Normand Lauzon

Dédié à la sécurité alimentaire et à la coopération transfrontalière, le Club du Sahel et de l’Afrique de l’Ouest fête son trentième anniversaire.

Publié le 23 janvier 2007 Lecture : 3 minutes.

Créé en 1976 à l’initiative de l’Organisation de coopération et de développement économiques (OCDE), le Club du Sahel et de l’Afrique de l’Ouest (CSAO) célèbre, les 25 et 26 janvier, à Berlin (Allemagne), son trentième anniversaire. L’occasion de faire le point sur cette structure qui travaille principalement sur les questions de sécurité alimentaire et de coopération transfrontalière dans les dix-sept pays de la zone frappés par la sécheresse. Forum de concertation et de plaidoyer, le CSAO se veut aussi une passerelle entre les puissances du Nord et le continent. Objectif, dixit son directeur Normand Lauzon : réduire la pauvreté et répondre au défi de l’explosion démographique. Interview.

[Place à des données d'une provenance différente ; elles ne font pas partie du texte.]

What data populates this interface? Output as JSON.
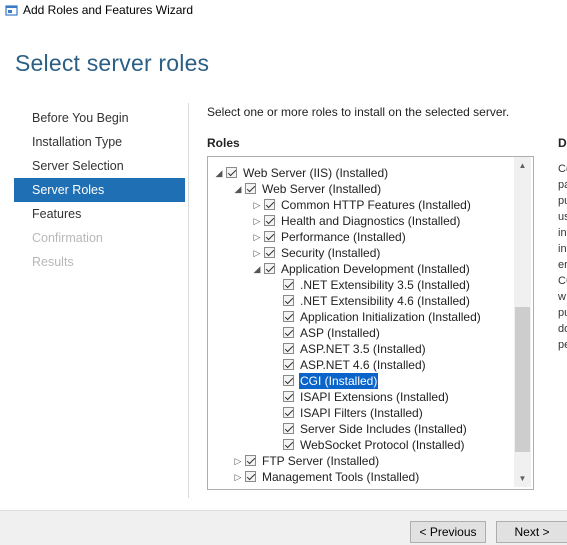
{
  "window": {
    "title": "Add Roles and Features Wizard"
  },
  "page": {
    "title": "Select server roles",
    "instruction": "Select one or more roles to install on the selected server.",
    "roles_label": "Roles",
    "description_label": "De",
    "description_fragments": [
      "Co",
      "pa",
      "pu",
      "us",
      "in",
      "in",
      "er",
      "CG",
      "w",
      "pu",
      "do",
      "pe"
    ]
  },
  "nav": {
    "items": [
      {
        "label": "Before You Begin",
        "state": "normal"
      },
      {
        "label": "Installation Type",
        "state": "normal"
      },
      {
        "label": "Server Selection",
        "state": "normal"
      },
      {
        "label": "Server Roles",
        "state": "active"
      },
      {
        "label": "Features",
        "state": "normal"
      },
      {
        "label": "Confirmation",
        "state": "disabled"
      },
      {
        "label": "Results",
        "state": "disabled"
      }
    ]
  },
  "roles": {
    "items": [
      {
        "label": "Web Server (IIS) (Installed)",
        "level": 0,
        "expander": "expanded",
        "checked": true
      },
      {
        "label": "Web Server (Installed)",
        "level": 1,
        "expander": "expanded",
        "checked": true
      },
      {
        "label": "Common HTTP Features (Installed)",
        "level": 2,
        "expander": "collapsed",
        "checked": true
      },
      {
        "label": "Health and Diagnostics (Installed)",
        "level": 2,
        "expander": "collapsed",
        "checked": true
      },
      {
        "label": "Performance (Installed)",
        "level": 2,
        "expander": "collapsed",
        "checked": true
      },
      {
        "label": "Security (Installed)",
        "level": 2,
        "expander": "collapsed",
        "checked": true
      },
      {
        "label": "Application Development (Installed)",
        "level": 2,
        "expander": "expanded",
        "checked": true
      },
      {
        "label": ".NET Extensibility 3.5 (Installed)",
        "level": 3,
        "expander": "none",
        "checked": true
      },
      {
        "label": ".NET Extensibility 4.6 (Installed)",
        "level": 3,
        "expander": "none",
        "checked": true
      },
      {
        "label": "Application Initialization (Installed)",
        "level": 3,
        "expander": "none",
        "checked": true
      },
      {
        "label": "ASP (Installed)",
        "level": 3,
        "expander": "none",
        "checked": true
      },
      {
        "label": "ASP.NET 3.5 (Installed)",
        "level": 3,
        "expander": "none",
        "checked": true
      },
      {
        "label": "ASP.NET 4.6 (Installed)",
        "level": 3,
        "expander": "none",
        "checked": true
      },
      {
        "label": "CGI (Installed)",
        "level": 3,
        "expander": "none",
        "checked": true,
        "selected": true
      },
      {
        "label": "ISAPI Extensions (Installed)",
        "level": 3,
        "expander": "none",
        "checked": true
      },
      {
        "label": "ISAPI Filters (Installed)",
        "level": 3,
        "expander": "none",
        "checked": true
      },
      {
        "label": "Server Side Includes (Installed)",
        "level": 3,
        "expander": "none",
        "checked": true
      },
      {
        "label": "WebSocket Protocol (Installed)",
        "level": 3,
        "expander": "none",
        "checked": true
      },
      {
        "label": "FTP Server (Installed)",
        "level": 1,
        "expander": "collapsed",
        "checked": true
      },
      {
        "label": "Management Tools (Installed)",
        "level": 1,
        "expander": "collapsed",
        "checked": true
      }
    ]
  },
  "icons": {
    "expanded": "◢",
    "collapsed": "▷",
    "scroll_up": "▲",
    "scroll_down": "▼"
  },
  "buttons": {
    "previous": "< Previous",
    "next": "Next >"
  },
  "colors": {
    "title": "#2b5f86",
    "nav_active": "#1f6fb5",
    "selection": "#0a64c9"
  }
}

Jeune Afrique : Le Comité permanent inter-États de lutte contre la sécheresse au Sahel (CILSS) a été créé en 1973 ; le Club du Sahel il y a trente ans ; et enfin, le Réseau de prévention des crises alimentaires (RPCA) en 1984. Pourtant, la sécurité alimentaire n’est toujours pas assurée en Afrique de l’Ouest !
Normand Lauzon : Oui, mais il faut savoir que la population a été multipliée par trois ces trente dernières années, pour atteindre quelque 300 millions de personnes. Globalement, la production agricole a répondu à ce défi démographique même s’il reste des zones sahéliennes où l’accès aux denrées alimentaires demeure problématique. Et dans les vingt-cinq prochaines années, la population va encore augmenter de 130 millions de personnes. Dans ces conditions, il faut améliorer les rendements agricoles, assurer une meilleure gestion des ressources en eau et renforcer le marché intérieur pour faciliter la circulation des productions locales. Cela nécessite de gros investissements.
La dernière crise alimentaire au Sahel, notamment au Niger, en 2005, a démontré que les États n’avaient plus les moyens d’empêcher la spéculation sur le mil en cas de pénurie. N’est-ce pas une limite à la libéralisation de la filière céréalière ?
Les offices publics de céréales dans les années 1970 avaient un rôle de régulation en achetant la production en période de surplus et en l’écoulant dès que les prix commençaient à grimper. Aujourd’hui, ils ont des moyens plus modestes en stockage et en transport. Il conviendrait de s’interroger sur l’articulation entre économie de marché et intervention publique.
Est-ce que cela passe par des politiques protectionnistes destinées à prémunir les filières locales contre les importations massives, de riz par exemple ?
Même les pays développés qui préconisent le libre-échange ont pris des mesures protectionnistes. Pourquoi n’en serait-il pas de même pour les pays les moins avancés ! Le tarif extérieur commun (TEC) sur le riz importé dans la zone de l’Union économique et monétaire ouest-africaine (Uemoa) est de 20 %, le Japon applique un taux de 400 % ! Pour autant, si on doit défendre les revenus paysans, cela ne doit pas se faire au détriment des populations urbaines. Pour cela, l’agriculture africaine doit être compétitive.
Et concernant l’intégration régionale, pourquoi les progrès sont-ils si minces ?
Pendant longtemps, les conditions politiques et économiques n’étaient pas réunies pour développer les échanges entre les pays de la région. Depuis une dizaine d’années, il y a eu aussi les conflits. À présent, la donne change, et les décideurs ont compris que la lutte contre la pauvreté et pour le développement économique passait par l’espace régional. Cela ne pourra se faire en deux ans, il faut progressivement créer un marché commun en s’appuyant notamment sur l’expérience européenne. Quatre opérations pilotes transfrontalières sont actuellement menées : Sénégal/Guinée-Bissau, Mali-Mauritanie, Mali-Burkina et Niger-Nigeria. Les premiers résultats sont très positifs.
De quoi être optimiste ?
Oui, à condition d’impliquer les acteurs de la société civile dans les processus de décisions. Cela permettrait de réduire l’écart entre le futur souhaitable et le futur redoutable. À notre niveau, on essaie d’anticiper les évolutions pour guider les politiques. Nous voulons aussi amplifier la voix des Africains.